16.9.07

OS DIAS DO JUÍZO

Por Nuno Brederode Santos
O FUTEBOL tocou-me mais as canelas do que a alma. Na idade própria, é claro. Mas também ver jogar os outros nunca me arrebatou. Destes dois factos decorrerá porventura uma limitação no meu juízo, mas não me proíbe de o fazer.
Não vi o Portugal-Sérvia. Vi apenas (e ad nauseam) as imagens dos jornais televisivos. No essencial, vi que o murro, genuíno mas preguiçoso, de Scolari no sérvio, frustrou-se - na mesmíssima medida da vitória portuguesa. E vi depois as imagens de uma conferência de imprensa onde o seleccionador de Portugal alardeou tensão nervosa, sobranceria e um ego que não aguenta questionar-se. Tudo isto me fez impressão - uma péssima impressão - por se tratar de alguém que dá a cara por todos nós. Num desporto universal onde justamente somos considerados mais do que aquilo que de nós era exigível.
Acontece também que Scolari parece ter feito bastante por aquilo que agora ajudou a estragar. Do fundo da minha ignorância, ouso pensar que ser vice-campeão europeu não é o estatuto normalmente expectável para Portugal.
Algures entre estes dois parâmetros deverá situar-se a boa solução para o sucedido. A UEFA e a FPF que decidam, pois eu nem conheço as leis que lhes cumpre aplicar.

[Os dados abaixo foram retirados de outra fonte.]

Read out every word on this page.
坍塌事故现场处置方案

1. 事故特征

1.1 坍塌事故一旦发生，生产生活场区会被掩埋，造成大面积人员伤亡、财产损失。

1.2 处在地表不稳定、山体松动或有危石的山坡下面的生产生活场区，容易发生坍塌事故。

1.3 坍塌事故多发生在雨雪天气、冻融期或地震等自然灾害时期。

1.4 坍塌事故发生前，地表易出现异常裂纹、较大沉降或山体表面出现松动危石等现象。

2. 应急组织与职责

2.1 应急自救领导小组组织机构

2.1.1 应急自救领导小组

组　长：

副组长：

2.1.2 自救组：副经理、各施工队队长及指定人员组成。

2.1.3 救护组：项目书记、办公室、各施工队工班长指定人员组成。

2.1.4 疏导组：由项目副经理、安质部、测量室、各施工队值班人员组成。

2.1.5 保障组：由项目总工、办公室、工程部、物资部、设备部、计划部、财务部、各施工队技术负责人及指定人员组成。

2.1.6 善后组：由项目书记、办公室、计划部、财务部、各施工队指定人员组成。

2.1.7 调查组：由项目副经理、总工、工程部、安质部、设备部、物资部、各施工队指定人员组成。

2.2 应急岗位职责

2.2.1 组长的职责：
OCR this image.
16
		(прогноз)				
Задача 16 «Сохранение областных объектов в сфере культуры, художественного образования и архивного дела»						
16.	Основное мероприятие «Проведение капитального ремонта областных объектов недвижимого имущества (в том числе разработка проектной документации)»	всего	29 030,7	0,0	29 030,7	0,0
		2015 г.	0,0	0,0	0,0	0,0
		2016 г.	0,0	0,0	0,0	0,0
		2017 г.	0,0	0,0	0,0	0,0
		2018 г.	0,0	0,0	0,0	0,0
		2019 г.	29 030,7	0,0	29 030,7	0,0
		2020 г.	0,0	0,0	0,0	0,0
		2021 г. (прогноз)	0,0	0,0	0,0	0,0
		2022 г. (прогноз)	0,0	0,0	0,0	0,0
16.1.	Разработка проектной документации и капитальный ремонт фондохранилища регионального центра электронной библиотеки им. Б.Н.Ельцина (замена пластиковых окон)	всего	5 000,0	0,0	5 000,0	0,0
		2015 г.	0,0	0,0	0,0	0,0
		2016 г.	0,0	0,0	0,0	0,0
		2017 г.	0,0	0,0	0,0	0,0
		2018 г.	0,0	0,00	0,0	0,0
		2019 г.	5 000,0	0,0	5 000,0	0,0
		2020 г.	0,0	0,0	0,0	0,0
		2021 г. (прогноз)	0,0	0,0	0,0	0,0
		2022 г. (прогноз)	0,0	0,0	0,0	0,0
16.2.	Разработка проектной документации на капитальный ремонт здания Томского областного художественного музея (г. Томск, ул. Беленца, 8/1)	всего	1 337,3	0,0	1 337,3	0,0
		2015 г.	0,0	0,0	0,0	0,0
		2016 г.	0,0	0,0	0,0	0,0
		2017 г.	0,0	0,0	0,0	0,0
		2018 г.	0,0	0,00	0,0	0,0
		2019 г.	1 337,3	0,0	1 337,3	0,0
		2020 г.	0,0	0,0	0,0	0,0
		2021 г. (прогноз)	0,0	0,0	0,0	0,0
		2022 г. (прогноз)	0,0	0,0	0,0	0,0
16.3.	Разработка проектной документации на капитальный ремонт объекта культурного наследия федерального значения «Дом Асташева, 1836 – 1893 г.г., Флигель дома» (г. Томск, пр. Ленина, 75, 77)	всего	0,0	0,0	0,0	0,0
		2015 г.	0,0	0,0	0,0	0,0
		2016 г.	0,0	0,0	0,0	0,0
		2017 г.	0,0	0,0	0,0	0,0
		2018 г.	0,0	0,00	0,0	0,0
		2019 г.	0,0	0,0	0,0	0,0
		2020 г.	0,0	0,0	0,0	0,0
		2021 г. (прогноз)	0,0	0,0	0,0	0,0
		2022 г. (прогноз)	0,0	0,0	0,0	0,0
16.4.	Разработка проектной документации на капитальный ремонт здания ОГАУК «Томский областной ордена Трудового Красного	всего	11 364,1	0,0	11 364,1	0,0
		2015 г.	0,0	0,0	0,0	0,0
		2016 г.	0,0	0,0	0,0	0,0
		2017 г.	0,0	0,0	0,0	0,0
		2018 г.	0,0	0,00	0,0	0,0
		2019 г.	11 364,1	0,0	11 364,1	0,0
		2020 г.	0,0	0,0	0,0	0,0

O que não convinha nada era que se encontrasse uma solução como aquelas para que apontam, na sua larga maioria, os meus amigos - que, no que toca ao futebol, são devotos. É que as muitas conversas que com eles mantive conduziram-me à conclusão de que, em regra, os mais severos críticos do trabalho técnico que Scolari vinha desenvolvendo fazem o juízo mais negro do incidente e defendem a rescisão do seu contrato com a FPF, se possível com opróbrio e ostracismo; e os mais crentes na repetição do passado tendem a pensar que Scolari foi gravemente provocado, se não mesmo agredido, pelo que uma admoestação (ou será advertência?) reporia a Terra em órbita e cobriria com um largo manto branco as nossas consciências. Ou seja, o episódio não é visto como motivo de julgamento por si mesmo, mas como uma oportunidade para procedermos de acordo com o que pensamos ser a excelência ou a miséria técnica do treinador.
Eu sei que o senso comum é incomum no futebol. Ou, pelo menos, tem dificuldade em respirar aí. Mas, se quisessem abrir uma excepção, permitíamos que o homem fosse julgado pelo murro no sérvio, sem com isso os entendidos abdicarem de ajuizar sobre se ele ainda é, ou já não é, útil ao futebol português.
Dir-se-á que bem prega Frei Tomás. De facto, às primeiras imagens televisivas da ocorrência, eu também resvalei para a sua instrumentalização, exclamando, numa roda de amigos: "Óptimo. Amanhã não há Maddie." Mas reconheci depois a ingenuidade. Fiz o que nunca fazem os polígamos: subestimei a compatibilidade das paixões. De facto, o caso Maddie não esmoreceu. Boa parte dos media (portugueses, ingleses e cada vez mais de todo o mundo), a descontrolada devassa do inquérito policial e o alucinante carrossel de lágrimas e bílis que a multidão sempre cavalga mantiveram o abraço tentacular que fecha cada um de nós na sua consciência. O estatuto de arguido dos McCann, em vez de contribuir para a sua defesa, fez com que só eles tivessem de respeitar o segredo de justiça. A verdadeira defesa, a que podiam fazer na praça pública, tiveram de abdicar dela. E se The Sun, ou outro expoente máximo do jornalismo mínimo (que, felizmente, Portugal ainda não tem), pode dar-se ao luxo das intrigas, das especulações sem freio, das falsas pistas e das violações da privacidade, é porque é sobre nós que recai o labéu da democracia que não consegue pôr a funcionar um Estado de direito.
Passeiam-se por entre nós o preconceito e os pequenos rancores. Ora, se os McCann forem culpados, nos sinistros termos com que nos acenam, pagarão por isso o altíssimo preço do sentido das suas vidas. Mas se vierem a ser reconhecidos inocentes, já nenhuma consolação daí advém: por sobre perderem a filha, perderam a intimidade e a dignidade, talvez fácil, mas gentil, que o anonimato traz consigo. A primeira hipótese tem remédio. A segunda não. E eu não quero fazer parte disso.